The driver pokes his head out the window. I recognize Ed Maver, the man on the bench. He recognizes me too and pulls the car forward to close the short distance between us.

“A woman. Have to get her to a hospital.”

Maver looks puzzled. He doesn’t see anyone.

“She’s in the ditch over there.”

Maver is about to get out of the car.

“No. Wait. I’ll get her.”

The woman is lying face down. I crouch next to her. “I’m taking you to the hospital. Can you get up?”

She nods, face still to the ground so that all I see is a nest of dark, tangled hair. She lifts her head, allows me to help her to her feet.

Maver’s eyes open wide as we approach the car. He leaps out and races around to open the rear door. “Jesus Christ Almighty,” he says.

The woman crawls across the back seat and collapses on her side. I get in front. Maver yanks the gearshift down and slams the accelerator, kicking up a fierce storm of gravel and dust behind us.

“What the hell happened?”

“I don’t know. She came running out of the cornfield.”

Maver looks at me, at my bare chest, then over his shoulder into the rear seat.

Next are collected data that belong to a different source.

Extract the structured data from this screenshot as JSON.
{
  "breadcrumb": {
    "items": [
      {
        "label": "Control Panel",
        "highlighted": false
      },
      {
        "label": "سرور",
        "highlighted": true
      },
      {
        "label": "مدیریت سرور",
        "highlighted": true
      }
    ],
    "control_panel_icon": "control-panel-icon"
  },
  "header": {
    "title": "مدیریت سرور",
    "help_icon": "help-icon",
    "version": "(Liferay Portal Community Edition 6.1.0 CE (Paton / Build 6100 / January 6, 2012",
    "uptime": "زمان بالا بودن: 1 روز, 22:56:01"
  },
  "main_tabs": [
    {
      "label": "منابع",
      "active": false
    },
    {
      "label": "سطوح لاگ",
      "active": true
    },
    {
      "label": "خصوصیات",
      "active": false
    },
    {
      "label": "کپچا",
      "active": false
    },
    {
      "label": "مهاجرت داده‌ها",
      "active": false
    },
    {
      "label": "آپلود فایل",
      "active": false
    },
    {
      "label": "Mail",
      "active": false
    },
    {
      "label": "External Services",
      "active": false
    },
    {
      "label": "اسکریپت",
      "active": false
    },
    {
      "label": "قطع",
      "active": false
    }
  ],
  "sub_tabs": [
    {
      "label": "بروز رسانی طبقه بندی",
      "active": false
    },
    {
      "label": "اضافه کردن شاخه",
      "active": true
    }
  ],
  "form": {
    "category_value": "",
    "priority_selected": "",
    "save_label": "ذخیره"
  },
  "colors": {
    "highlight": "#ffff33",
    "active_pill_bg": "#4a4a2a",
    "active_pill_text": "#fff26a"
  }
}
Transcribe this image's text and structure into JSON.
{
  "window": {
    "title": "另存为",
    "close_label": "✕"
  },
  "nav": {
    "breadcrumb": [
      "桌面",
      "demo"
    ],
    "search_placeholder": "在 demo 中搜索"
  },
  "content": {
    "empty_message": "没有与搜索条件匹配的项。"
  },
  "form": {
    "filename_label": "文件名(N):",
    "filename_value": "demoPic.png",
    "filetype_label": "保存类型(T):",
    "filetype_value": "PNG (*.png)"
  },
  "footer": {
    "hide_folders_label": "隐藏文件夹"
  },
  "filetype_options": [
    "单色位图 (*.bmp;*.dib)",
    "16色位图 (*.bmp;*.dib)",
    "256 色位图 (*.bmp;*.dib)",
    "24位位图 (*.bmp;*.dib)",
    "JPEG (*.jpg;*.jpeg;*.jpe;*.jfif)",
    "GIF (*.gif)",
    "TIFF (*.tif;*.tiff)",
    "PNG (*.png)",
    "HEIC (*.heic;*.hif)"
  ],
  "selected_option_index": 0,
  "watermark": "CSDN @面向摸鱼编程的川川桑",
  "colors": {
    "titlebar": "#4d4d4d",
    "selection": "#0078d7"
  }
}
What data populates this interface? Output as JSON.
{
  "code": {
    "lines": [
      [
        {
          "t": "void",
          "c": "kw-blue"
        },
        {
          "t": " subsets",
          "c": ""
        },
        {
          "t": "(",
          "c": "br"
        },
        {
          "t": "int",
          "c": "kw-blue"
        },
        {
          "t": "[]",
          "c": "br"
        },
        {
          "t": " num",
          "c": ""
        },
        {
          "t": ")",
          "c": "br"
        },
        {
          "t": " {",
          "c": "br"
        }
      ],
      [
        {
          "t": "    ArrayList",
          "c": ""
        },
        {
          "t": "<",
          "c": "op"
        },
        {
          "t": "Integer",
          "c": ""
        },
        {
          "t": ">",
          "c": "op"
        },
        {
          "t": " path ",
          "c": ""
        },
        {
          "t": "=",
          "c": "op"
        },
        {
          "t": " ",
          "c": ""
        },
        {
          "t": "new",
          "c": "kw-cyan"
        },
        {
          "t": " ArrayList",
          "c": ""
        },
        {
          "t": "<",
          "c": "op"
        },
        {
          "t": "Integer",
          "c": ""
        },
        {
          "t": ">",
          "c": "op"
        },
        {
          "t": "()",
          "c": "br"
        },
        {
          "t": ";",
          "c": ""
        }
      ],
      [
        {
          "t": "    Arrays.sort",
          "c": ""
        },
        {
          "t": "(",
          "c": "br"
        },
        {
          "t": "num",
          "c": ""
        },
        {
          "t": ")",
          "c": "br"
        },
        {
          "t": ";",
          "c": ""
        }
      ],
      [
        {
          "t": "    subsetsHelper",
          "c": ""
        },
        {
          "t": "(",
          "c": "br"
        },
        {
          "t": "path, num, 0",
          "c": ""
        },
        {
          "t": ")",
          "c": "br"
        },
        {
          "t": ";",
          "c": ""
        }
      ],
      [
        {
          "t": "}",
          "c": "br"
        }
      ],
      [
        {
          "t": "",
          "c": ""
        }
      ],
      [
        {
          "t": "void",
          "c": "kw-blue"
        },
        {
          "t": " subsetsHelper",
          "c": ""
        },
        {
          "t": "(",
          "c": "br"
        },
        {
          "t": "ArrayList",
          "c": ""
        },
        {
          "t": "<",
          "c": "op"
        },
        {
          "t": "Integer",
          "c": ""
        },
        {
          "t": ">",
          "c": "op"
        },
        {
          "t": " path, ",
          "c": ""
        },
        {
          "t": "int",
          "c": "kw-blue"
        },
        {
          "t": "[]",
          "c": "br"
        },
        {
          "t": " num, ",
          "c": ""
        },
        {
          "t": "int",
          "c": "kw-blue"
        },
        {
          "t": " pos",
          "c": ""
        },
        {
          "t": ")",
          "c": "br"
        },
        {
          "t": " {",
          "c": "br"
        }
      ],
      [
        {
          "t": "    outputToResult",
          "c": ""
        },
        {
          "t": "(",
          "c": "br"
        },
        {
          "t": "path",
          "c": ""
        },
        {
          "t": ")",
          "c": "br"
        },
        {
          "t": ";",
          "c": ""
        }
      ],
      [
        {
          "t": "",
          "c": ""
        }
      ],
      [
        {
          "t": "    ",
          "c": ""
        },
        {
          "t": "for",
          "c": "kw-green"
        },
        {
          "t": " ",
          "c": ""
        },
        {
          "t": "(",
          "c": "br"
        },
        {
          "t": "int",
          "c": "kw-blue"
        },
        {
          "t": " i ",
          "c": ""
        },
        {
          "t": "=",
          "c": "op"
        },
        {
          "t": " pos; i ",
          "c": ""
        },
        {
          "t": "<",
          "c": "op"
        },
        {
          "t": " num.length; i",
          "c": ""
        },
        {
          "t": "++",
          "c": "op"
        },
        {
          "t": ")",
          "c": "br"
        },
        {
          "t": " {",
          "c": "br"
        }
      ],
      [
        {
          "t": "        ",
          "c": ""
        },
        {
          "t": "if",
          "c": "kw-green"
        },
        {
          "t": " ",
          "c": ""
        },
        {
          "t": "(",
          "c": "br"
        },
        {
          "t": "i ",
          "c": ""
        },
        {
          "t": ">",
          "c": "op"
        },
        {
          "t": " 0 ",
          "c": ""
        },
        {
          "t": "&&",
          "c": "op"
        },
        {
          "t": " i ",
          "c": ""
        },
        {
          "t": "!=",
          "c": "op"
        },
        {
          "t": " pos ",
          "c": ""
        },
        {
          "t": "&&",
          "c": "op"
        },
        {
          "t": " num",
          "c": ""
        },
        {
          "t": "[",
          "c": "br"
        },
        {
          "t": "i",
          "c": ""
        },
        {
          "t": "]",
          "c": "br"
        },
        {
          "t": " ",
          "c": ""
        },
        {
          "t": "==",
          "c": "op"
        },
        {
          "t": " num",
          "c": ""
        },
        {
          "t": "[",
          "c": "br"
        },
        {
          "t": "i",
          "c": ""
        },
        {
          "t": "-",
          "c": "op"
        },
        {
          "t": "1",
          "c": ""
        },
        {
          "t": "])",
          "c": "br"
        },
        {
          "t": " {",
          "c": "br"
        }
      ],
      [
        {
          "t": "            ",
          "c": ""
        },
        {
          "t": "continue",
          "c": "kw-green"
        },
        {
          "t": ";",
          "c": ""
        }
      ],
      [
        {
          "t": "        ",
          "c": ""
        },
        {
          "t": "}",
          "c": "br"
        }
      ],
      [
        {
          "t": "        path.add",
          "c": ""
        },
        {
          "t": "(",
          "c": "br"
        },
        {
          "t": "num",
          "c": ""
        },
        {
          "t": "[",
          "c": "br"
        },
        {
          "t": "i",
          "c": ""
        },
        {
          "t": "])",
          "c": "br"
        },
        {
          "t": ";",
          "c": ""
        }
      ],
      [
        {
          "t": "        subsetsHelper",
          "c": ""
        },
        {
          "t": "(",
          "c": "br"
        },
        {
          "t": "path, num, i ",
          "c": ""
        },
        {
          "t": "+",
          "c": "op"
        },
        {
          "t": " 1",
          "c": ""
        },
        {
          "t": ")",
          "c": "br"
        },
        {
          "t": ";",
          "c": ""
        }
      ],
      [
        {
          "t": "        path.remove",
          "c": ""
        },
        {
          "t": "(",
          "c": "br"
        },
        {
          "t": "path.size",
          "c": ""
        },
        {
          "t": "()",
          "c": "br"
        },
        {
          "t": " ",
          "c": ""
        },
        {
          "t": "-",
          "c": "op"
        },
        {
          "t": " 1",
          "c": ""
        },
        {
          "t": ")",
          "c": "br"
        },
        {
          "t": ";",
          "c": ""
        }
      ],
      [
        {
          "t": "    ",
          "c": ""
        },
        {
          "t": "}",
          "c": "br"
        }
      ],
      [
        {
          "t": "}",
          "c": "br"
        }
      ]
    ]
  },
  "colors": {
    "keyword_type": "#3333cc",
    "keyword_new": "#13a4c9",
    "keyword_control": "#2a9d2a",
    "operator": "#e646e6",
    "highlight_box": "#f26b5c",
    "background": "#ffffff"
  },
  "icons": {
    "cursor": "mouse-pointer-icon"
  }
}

“I found her. She ran out of the cornfield and collapsed. I gave her my shirt.”

Maver looks over his shoulder again. “Whad’ya suppose happened?”

“I have no idea.”

“Did you see anyone else?”

“No.”

“Was anyone chasing her?”

“I don’t know.”

“Looks like she’s been roughed up pretty bad.”

Maver takes a short cut to the hospital, turning down unfamiliar roads.

“What about the police? Hadn’t we better let them know?”

“She needs a doctor first.”

“Well, we oughta at least inform the sheriffs office. This is some sure-as-shit big-time trouble you got here.” Maver pulls up to the emergency room entrance. I go inside to find a nurse. A minute later the woman is being helped onto a stretcher by two orderlies. Maver stands by as the woman is wheeled through the automatic doors to the emergency room. “I’ll go park the car,” he says, hops back into the car, and drives away.

At the registration desk a young man is waiting for me. There is no sign of the woman. The stretcher has vanished. “I found her on the side of the road,” I tell the man. “She’d been running through a cornfield. Someone was chasing her, but I didn’t see who.”